Interactive TV buying will take three forms, Jupiter predicts:
* ITV Shopping Programs ($3.4 billion) - Viewers use a remote control instead of a phone to buy items showcased on infomercials or shopping channels such as QVC or USA Networks` Home Shopping Network.
* ITV Malls ($700 million) - Viewers tune in to a web-like catalog or store that carriers and their merchant partners provide within their own areas.
* Integrated iTV Shopping ($300 million dollars) - Viewers interact with offers embedded in commercials or programs, timed to take advantage of impulse buying.
Additional key findings and forward looking analysis from the latest Jupiter digital television research, titled "iTV Revenues: Positioning for Incremental and Diversified Revenue Streams," include:
* According to Jupiter analysts, channel shift will drive iTV shopping. Over the next five years, Jupiter forecasts that $5.5 billion in revenues from shopping channels and infomercials will cumulatively shift from the phone to iTV.

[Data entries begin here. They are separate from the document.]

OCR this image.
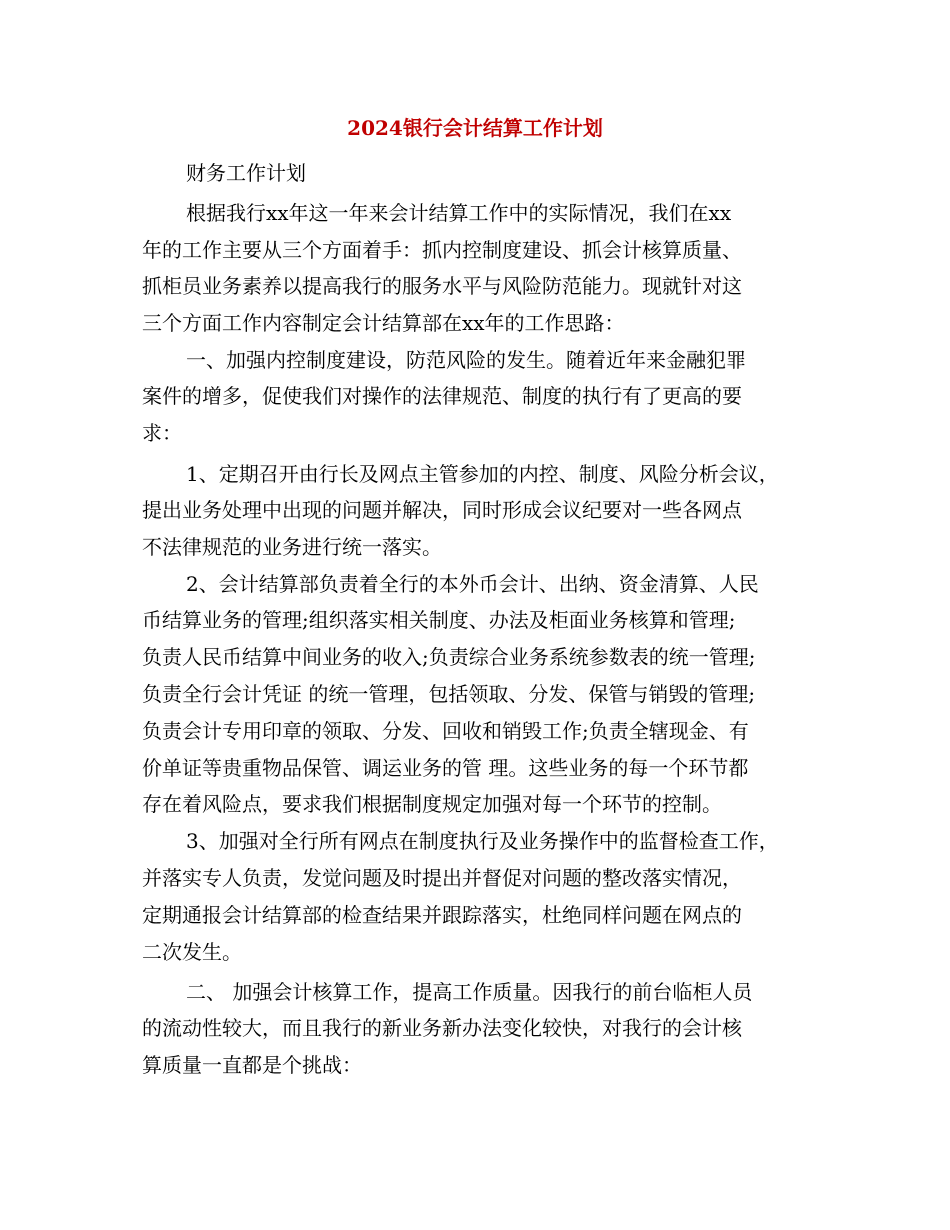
2024银行会计结算工作计划
财务工作计划
根据我行xx年这一年来会计结算工作中的实际情况，我们在xx
年的工作主要从三个方面着手：抓内控制度建设、抓会计核算质量、
抓柜员业务素养以提高我行的服务水平与风险防范能力。现就针对这
三个方面工作内容制定会计结算部在xx年的工作思路：
一、加强内控制度建设，防范风险的发生。随着近年来金融犯罪
案件的增多，促使我们对操作的法律规范、制度的执行有了更高的要
求：
1、定期召开由行长及网点主管参加的内控、制度、风险分析会议，
提出业务处理中出现的问题并解决，同时形成会议纪要对一些各网点
不法律规范的业务进行统一落实。
2、会计结算部负责着全行的本外币会计、出纳、资金清算、人民
币结算业务的管理;组织落实相关制度、办法及柜面业务核算和管理;
负责人民币结算中间业务的收入;负责综合业务系统参数表的统一管理;
负责全行会计凭证 的统一管理，包括领取、分发、保管与销毁的管理;
负责会计专用印章的领取、分发、回收和销毁工作;负责全辖现金、有
价单证等贵重物品保管、调运业务的管 理。这些业务的每一个环节都
存在着风险点，要求我们根据制度规定加强对每一个环节的控制。
3、加强对全行所有网点在制度执行及业务操作中的监督检查工作，
并落实专人负责，发觉问题及时提出并督促对问题的整改落实情况，
定期通报会计结算部的检查结果并跟踪落实，杜绝同样问题在网点的
二次发生。
二、 加强会计核算工作，提高工作质量。因我行的前台临柜人员
的流动性较大，而且我行的新业务新办法变化较快，对我行的会计核
算质量一直都是个挑战：
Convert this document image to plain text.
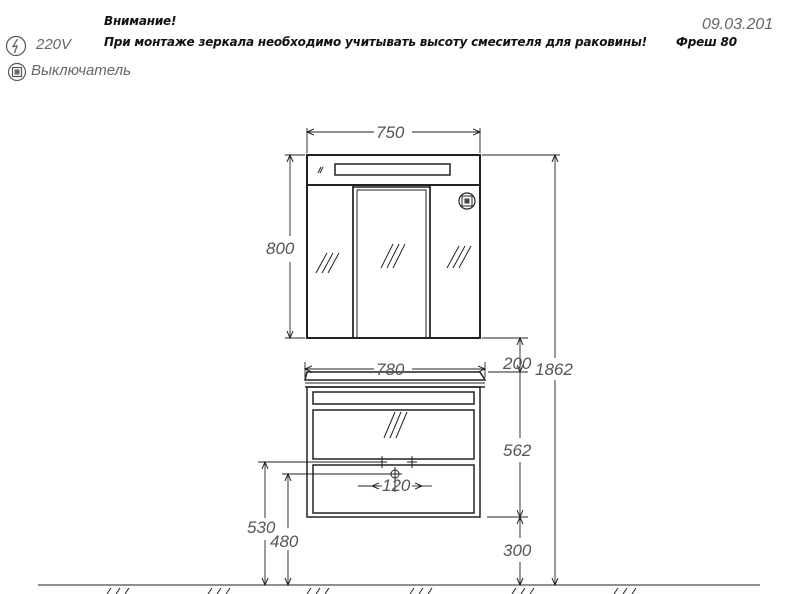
Внимание!
При монтаже зеркала необходимо учитывать высоту смесителя для раковины! Фреш 80
09.03.201
220V
Выключатель
750
800
1862
200
780
562
120
530
480	300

* ITV shopping faces the same barriers as Internet shopping, such as the ability to touch a product, lack of instant gratification and additional shipping costs. Although iTV shopping may exploit impulse buying because of factors such as persistent connection and video merchandising, Jupiter analysts forecast that iTV spending per household will be significantly less than the amount that an average online shopping household spends.